In the past two years Forever 21 had been sued at least 33 times for crossing the line between imitating and copying.  Forever 21 operates a chain of 355 retail stores in the U.S. and has undergone rapid expansion in the past few years, opening an estimated 90 new stores each year.  The clothing chain made more than $1 billion in sales from March 2006 to March 2007.

Forever 21 Soho

Forever 21 Soho

One of the earlier law suits filed against Forever 21 was in 2006 where they were one of many defendants that eventually settled with Levi Strauss and were dismissed from the lawsuit.  The one remaining defendant was found liable in April 2007 for copying jean pocket stitching trademarked by Levi Strauss.

Less than a week after the Levi Strauss case, Anna Sui filed a complaint against Forever 21 alleging that the “Defendants had copied numerous of Sui’s most recent Sui Designs and that Defendants had made an ongoing practice of such copying from a number of recent collections, since at least late 2005.”    The copied designs ranged from copyrighted fabric prints to embroidery.

Since then other prominent designers such as Diane von Furstenberg, Gwen Stefanie, Anthropologie, Bebe and Trovata filed a string of similar lawsuits, some of which are still pending today.  Most have either settled or decided before proceeding to trial.  The Trovata case was one of the first to proceed to trial.

Trovata v. Forever 21

Trovata v. Forever 21

The Forever 21 shirts are on the top row, Trovata’s are on the bottom.

Photo: Courtesy Photo

Even though the picture above shows identical copying, these types of patterns and structural designs, i.e. the placement of buttons, are not protected by copyright law.   Unlike other lawsuits brought against Forever 21 in recent years, the Trovata suit does not allege copyright violations.   Trovata’s suit focuses on Forever 21’s copying of its unique button placements, decorative stitching, fabric patterns and other details, constituting trade dress infringement.

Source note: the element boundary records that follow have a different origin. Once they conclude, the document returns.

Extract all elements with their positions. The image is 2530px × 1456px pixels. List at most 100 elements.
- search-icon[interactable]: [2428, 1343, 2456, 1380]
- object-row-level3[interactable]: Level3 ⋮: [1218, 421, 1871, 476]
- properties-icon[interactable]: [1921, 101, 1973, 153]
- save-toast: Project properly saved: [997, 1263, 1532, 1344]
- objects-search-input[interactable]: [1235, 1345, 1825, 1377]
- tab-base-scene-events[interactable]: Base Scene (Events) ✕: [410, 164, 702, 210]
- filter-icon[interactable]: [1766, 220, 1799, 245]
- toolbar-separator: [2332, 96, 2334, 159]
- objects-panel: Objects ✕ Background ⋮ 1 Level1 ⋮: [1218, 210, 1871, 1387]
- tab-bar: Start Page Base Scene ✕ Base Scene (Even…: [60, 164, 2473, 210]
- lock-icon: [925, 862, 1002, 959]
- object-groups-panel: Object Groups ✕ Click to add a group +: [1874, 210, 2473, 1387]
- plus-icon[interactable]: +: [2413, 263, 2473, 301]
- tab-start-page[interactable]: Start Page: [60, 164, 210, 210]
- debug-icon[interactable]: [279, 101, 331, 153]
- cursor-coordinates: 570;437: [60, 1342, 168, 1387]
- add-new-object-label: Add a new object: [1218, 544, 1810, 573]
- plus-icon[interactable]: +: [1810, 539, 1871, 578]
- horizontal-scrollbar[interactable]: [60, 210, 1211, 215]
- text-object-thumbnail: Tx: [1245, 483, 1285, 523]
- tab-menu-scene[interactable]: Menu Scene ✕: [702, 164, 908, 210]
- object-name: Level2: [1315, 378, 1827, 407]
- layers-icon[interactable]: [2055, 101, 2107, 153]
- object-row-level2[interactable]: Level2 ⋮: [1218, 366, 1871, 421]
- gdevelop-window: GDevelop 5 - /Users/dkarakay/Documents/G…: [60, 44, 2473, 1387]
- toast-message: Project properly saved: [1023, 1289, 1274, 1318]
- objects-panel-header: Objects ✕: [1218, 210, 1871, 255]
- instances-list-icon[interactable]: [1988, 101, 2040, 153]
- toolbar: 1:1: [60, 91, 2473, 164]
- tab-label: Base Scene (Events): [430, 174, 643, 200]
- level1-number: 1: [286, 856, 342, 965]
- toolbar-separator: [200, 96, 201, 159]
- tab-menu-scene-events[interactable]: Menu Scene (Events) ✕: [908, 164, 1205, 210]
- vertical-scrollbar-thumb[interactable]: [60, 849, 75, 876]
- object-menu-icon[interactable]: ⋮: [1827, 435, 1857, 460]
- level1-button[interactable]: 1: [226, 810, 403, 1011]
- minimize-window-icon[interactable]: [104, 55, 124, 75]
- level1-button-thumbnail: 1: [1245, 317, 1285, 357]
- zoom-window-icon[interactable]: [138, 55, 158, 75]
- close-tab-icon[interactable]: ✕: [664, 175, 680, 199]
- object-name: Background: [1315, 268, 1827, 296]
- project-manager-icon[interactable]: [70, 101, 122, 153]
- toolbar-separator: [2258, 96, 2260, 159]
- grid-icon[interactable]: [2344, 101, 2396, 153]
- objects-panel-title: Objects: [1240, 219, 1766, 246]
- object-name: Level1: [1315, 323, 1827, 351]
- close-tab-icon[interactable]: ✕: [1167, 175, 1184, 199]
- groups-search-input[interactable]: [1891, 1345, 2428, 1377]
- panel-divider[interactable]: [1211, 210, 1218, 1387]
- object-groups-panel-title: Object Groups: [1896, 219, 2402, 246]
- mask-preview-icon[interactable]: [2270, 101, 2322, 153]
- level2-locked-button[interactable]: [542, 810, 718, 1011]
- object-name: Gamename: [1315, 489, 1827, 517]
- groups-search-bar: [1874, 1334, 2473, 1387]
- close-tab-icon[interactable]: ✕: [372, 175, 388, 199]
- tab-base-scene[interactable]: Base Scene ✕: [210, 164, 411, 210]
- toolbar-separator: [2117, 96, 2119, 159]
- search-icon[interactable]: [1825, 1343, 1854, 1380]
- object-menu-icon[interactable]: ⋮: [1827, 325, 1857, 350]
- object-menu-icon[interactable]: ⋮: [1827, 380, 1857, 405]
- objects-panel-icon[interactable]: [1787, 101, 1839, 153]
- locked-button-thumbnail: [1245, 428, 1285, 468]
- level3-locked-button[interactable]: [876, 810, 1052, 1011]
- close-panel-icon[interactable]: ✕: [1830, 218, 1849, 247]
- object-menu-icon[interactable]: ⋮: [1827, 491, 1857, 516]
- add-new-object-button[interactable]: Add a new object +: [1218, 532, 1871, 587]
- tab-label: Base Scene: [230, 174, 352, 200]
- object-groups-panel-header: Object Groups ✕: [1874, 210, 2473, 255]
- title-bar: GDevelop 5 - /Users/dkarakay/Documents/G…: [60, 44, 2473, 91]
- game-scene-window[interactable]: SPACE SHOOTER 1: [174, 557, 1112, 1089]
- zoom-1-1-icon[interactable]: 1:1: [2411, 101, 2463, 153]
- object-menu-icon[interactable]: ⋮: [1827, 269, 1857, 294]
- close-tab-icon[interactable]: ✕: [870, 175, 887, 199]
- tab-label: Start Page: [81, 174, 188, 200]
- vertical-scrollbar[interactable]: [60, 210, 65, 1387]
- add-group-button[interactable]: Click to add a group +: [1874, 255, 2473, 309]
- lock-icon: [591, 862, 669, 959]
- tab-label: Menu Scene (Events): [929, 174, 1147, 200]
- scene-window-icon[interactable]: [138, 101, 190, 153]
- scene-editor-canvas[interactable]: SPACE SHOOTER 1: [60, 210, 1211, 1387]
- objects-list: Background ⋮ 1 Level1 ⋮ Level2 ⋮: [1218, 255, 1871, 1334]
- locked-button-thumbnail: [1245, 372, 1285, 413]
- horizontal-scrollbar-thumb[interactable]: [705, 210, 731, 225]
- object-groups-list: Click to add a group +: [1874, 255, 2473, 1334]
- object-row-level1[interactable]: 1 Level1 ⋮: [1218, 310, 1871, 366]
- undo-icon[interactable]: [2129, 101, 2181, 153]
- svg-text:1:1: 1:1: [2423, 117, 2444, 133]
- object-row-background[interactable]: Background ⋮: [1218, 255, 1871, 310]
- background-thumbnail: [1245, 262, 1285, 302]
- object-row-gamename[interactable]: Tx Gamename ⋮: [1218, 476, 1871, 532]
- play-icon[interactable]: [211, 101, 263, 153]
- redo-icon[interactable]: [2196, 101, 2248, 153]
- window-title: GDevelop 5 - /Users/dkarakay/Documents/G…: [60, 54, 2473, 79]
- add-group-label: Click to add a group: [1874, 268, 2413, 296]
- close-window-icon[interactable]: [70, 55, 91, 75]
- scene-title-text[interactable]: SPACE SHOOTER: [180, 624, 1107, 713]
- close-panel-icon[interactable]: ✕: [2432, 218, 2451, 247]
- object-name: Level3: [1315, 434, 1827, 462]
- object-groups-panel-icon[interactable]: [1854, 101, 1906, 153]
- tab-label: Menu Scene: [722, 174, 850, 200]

Trade dress is a legal term of art that generally refers to characteristics of the visual appearance of a product or its packaging that signify the source of the product to consumers.   This form of intellectual property protection has previously been used to cover certain fashion designs but is difficult to apply in this case.  To receive trade dress protection the item must be distinctive and non-functional (example, coke bottle – shape is distinctive, but is not the only efficient way to shape a beverage container).

With not much law to lean on, attorneys for both sides commenced a battle of the metaphors.  Trovata’s attorney compared the clothes to music, saying “Much the same as a music composer, [the designer] takes notes, chords, sharps and flats and combines them and arranges them to make original music.”  Forever 21’s attorney Bruce Brunda chimed back:  “Much like a recipe for something like apple cobbler, Trovata is saying they didn’t invent the apples or the cinnamon or the sugar, but they are claiming the right to the combination.”

The case ended without much awaited precedent.  The U.S. District Court judge declared a mistrial on May 27,2009 due to “irreconcilable differences” among the members of the jury.

California Apparel News reported:

A U.S. District Court judge declared a mistrial early on May 27 in the trade dress suit filed by contemporary brand Trovata against fast-fashion retail giant Forever 21 Inc.

Judge James V. Selna dismissed the jury after it failed to come to a decision. The jury had been deliberating since May 21.  Trovata attorney Frank Colucci said he will request a new trial.

Once again Forever 21 gets out relatively unscathed much to the industry’s dismay but more likely than not, this won’t be the last attempt to make Forever 21 play by the rules, coded or otherwise.